Light in the dark

miércoles, marzo 08, 2006

Espejismos en la noche

Ni siquiera te pregunté el nombre, no quería perder el tiempo teniéndote que olvidar. Fue un instante, una necesidad, un final del mundo, por unas horas, un placer eterno, pero ambos sabíamos que sería efímero, la luz del día, la luz más brillante, traería nuestra propia claridad, ¿aún no lo entiendes? ¿qué no entiendes?

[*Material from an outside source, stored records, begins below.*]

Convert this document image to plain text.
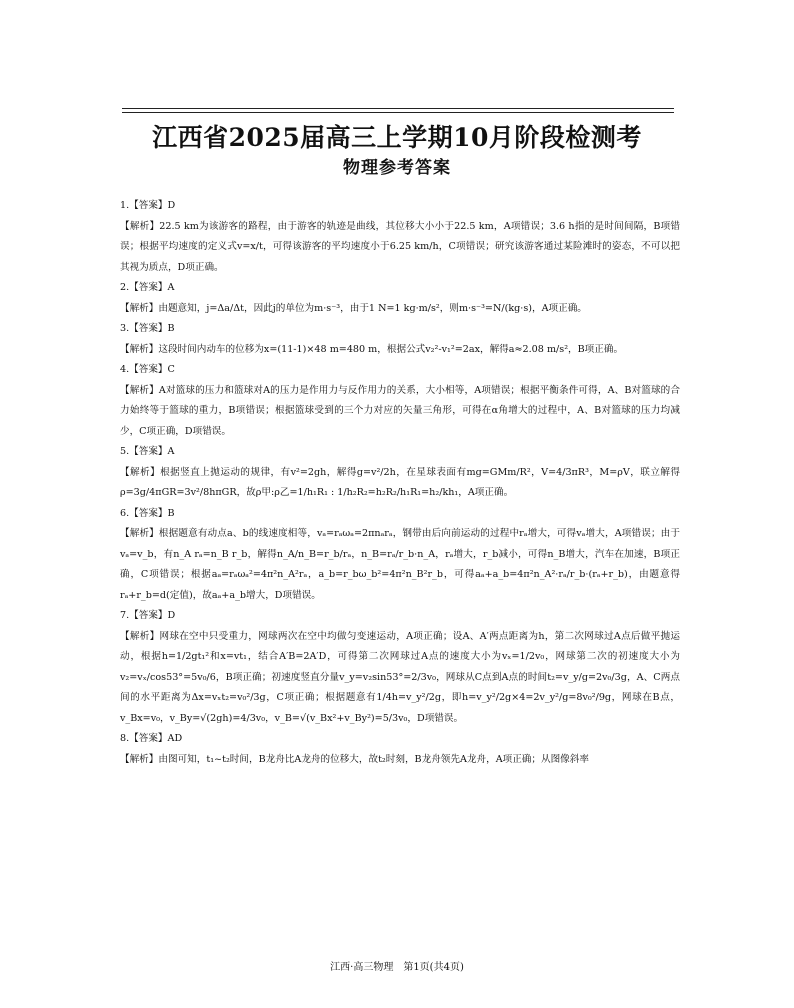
江西省2025届高三上学期10月阶段检测考
物理参考答案
1.【答案】D
【解析】22.5 km为该游客的路程，由于游客的轨迹是曲线，其位移大小小于22.5 km，A项错误；3.6 h指的是时间间隔，B项错误；根据平均速度的定义式v=x/t，可得该游客的平均速度小于6.25 km/h，C项错误；研究该游客通过某险滩时的姿态，不可以把其视为质点，D项正确。
2.【答案】A
【解析】由题意知，j=Δa/Δt，因此j的单位为m·s⁻³，由于1 N=1 kg·m/s²，则m·s⁻³=N/(kg·s)，A项正确。
3.【答案】B
【解析】这段时间内动车的位移为x=(11-1)×48 m=480 m，根据公式v₂²-v₁²=2ax，解得a≈2.08 m/s²，B项正确。
4.【答案】C
【解析】A对篮球的压力和篮球对A的压力是作用力与反作用力的关系，大小相等，A项错误；根据平衡条件可得，A、B对篮球的合力始终等于篮球的重力，B项错误；根据篮球受到的三个力对应的矢量三角形，可得在α角增大的过程中，A、B对篮球的压力均减少，C项正确，D项错误。
5.【答案】A
【解析】根据竖直上抛运动的规律，有v²=2gh，解得g=v²/2h，在星球表面有mg=GMm/R²，V=4/3πR³，M=ρV，联立解得ρ=3g/4πGR=3v²/8hπGR，故ρ甲:ρ乙=1/h₁R₁ : 1/h₂R₂=h₂R₂/h₁R₁=h₂/kh₁，A项正确。
6.【答案】B
【解析】根据题意有动点a、b的线速度相等，vₐ=rₐωₐ=2πnₐrₐ，钢带由后向前运动的过程中rₐ增大，可得vₐ增大，A项错误；由于vₐ=v_b，有n_A rₐ=n_B r_b，解得n_A/n_B=r_b/rₐ，n_B=rₐ/r_b·n_A，rₐ增大，r_b减小，可得n_B增大，汽车在加速，B项正确，C项错误；根据aₐ=rₐωₐ²=4π²n_A²rₐ，a_b=r_bω_b²=4π²n_B²r_b，可得aₐ+a_b=4π²n_A²·rₐ/r_b·(rₐ+r_b)，由题意得rₐ+r_b=d(定值)，故aₐ+a_b增大，D项错误。
7.【答案】D
【解析】网球在空中只受重力，网球两次在空中均做匀变速运动，A项正确；设A、A′两点距离为h，第二次网球过A点后做平抛运动，根据h=1/2gt₁²和x=vt₁，结合A′B=2A′D，可得第二次网球过A点的速度大小为vₓ=1/2v₀，网球第二次的初速度大小为v₂=vₓ/cos53°=5v₀/6，B项正确；初速度竖直分量v_y=v₂sin53°=2/3v₀，网球从C点到A点的时间t₂=v_y/g=2v₀/3g，A、C两点间的水平距离为Δx=vₓt₂=v₀²/3g，C项正确；根据题意有1/4h=v_y²/2g，即h=v_y²/2g×4=2v_y²/g=8v₀²/9g，网球在B点，v_Bx=v₀，v_By=√(2gh)=4/3v₀，v_B=√(v_Bx²+v_By²)=5/3v₀，D项错误。
8.【答案】AD
【解析】由图可知，t₁~t₂时间，B龙舟比A龙舟的位移大，故t₂时刻，B龙舟领先A龙舟，A项正确；从图像斜率
江西·高三物理　第1页(共4页)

No puedo ser la heroína de tú historia, no puedo salvarte de algo que yo misma tengo temor a enfrentarme, nadie dijo que sería fácil. No hay palabras para olvidar, ni siquiera un día, un mes, una estación del año, no hay nada que olvidar, eso mismo me repito, pero la piel no lo entiende, la boca anula el silencio del olvido, el olfato parece reconocerte en una habitación donde no se encuentra nadie, la vista recrea espejismos y entre la multitud de una ciudad que camina a ninguna parte, los únicos que sonríen son esos espejismos que sólo me recuerdan tus ojos. Yo no puedo recordar tú nombre, pero mi cuerpo se niega a creerlo.

2 Comments:

  • At 7:31 p. m., Anonymous Anónimo said…

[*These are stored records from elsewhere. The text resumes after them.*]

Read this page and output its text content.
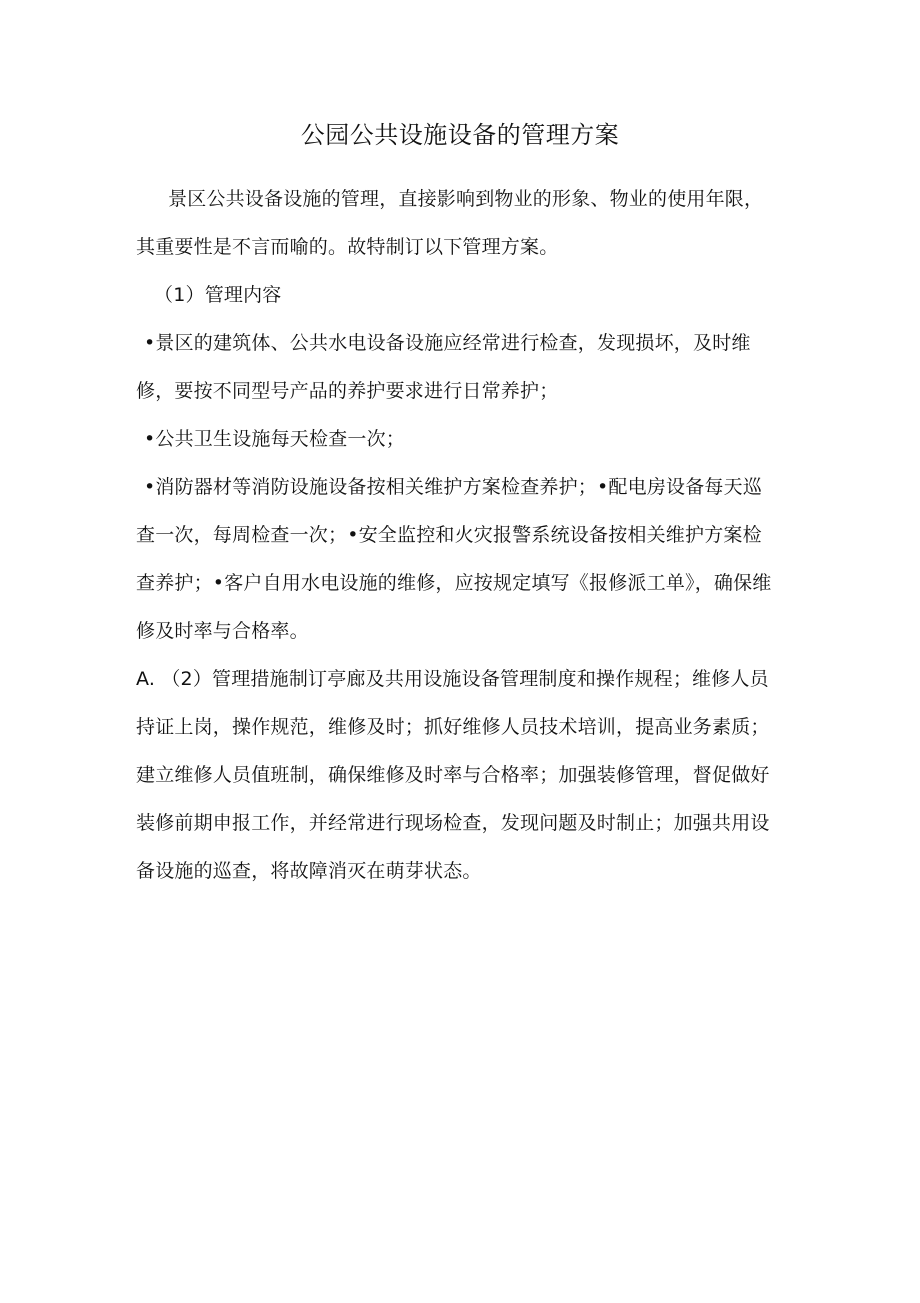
公园公共设施设备的管理方案

景区公共设备设施的管理，直接影响到物业的形象、物业的使用年限，其重要性是不言而喻的。故特制订以下管理方案。

（1）管理内容

•景区的建筑体、公共水电设备设施应经常进行检查，发现损坏，及时维修，要按不同型号产品的养护要求进行日常养护；

•公共卫生设施每天检查一次；

•消防器材等消防设施设备按相关维护方案检查养护；•配电房设备每天巡查一次，每周检查一次；•安全监控和火灾报警系统设备按相关维护方案检查养护；•客户自用水电设施的维修，应按规定填写《报修派工单》，确保维修及时率与合格率。

A. （2）管理措施制订亭廊及共用设施设备管理制度和操作规程；维修人员持证上岗，操作规范，维修及时；抓好维修人员技术培训，提高业务素质；建立维修人员值班制，确保维修及时率与合格率；加强装修管理，督促做好装修前期申报工作，并经常进行现场检查，发现问题及时制止；加强共用设备设施的巡查，将故障消灭在萌芽状态。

    En cada cuerpo he intentado olvidar tu nombre;
    he querido pensar y he creído olvidar.
    Pero cada atardecer me dice
    que ningún día será el último.
    Nada acaba.
    Aunque las señales te indiquen un final,
    no somos más que un juego.
    Almas
    reencontrándose en cada cuerpo
    con otros nombres
    aunque huya de ti en cada vida
    aunque creas no poder encontrarme en ninguna de ellas.
    Almas
    y cuerpos que se encuentran al otro lado.
    El ocaso era el principio de todo;
    por eso te quería en ellos
    y ha de ser así siempre.
    No necesitamos palabras.
    Almas;
    y te encontraré porque así lo quisimos desde el principio.
    Almas,
    enredadas en el juego de los cuerpos para siempre.

     
  • At 2:40 a. m., Anonymous Anónimo said…

    Te regalo un recuerdo.
    Te regalo un "estoy".
    Te regalo un "no estás sola".
    Te regalo un presente con su pasado y su futuro.
    Te regalo un "para siempre" a plazos.
    Y te presto una oración de andar por casa; y te regalo la casa y tu casa será el mundo.
    Y te bendigo y te digo "ven" y no sé lo que me digo.
    Y te doy las gracias por la gracia de dar tu gracia a mi desgracia.
    Y te canto el encanto de la noche.
    También te dejo las llaves, ya ves, que te permitan cerrar bocas abiertas y abrir bocas de metro que lleguen hasta el alma.
    Y te pinto lo que quieras, aunque yo no pinte nada y pinte el palo que sea en la baraja.
    Al fin y al cabo todo eso es poco más o menos un beso.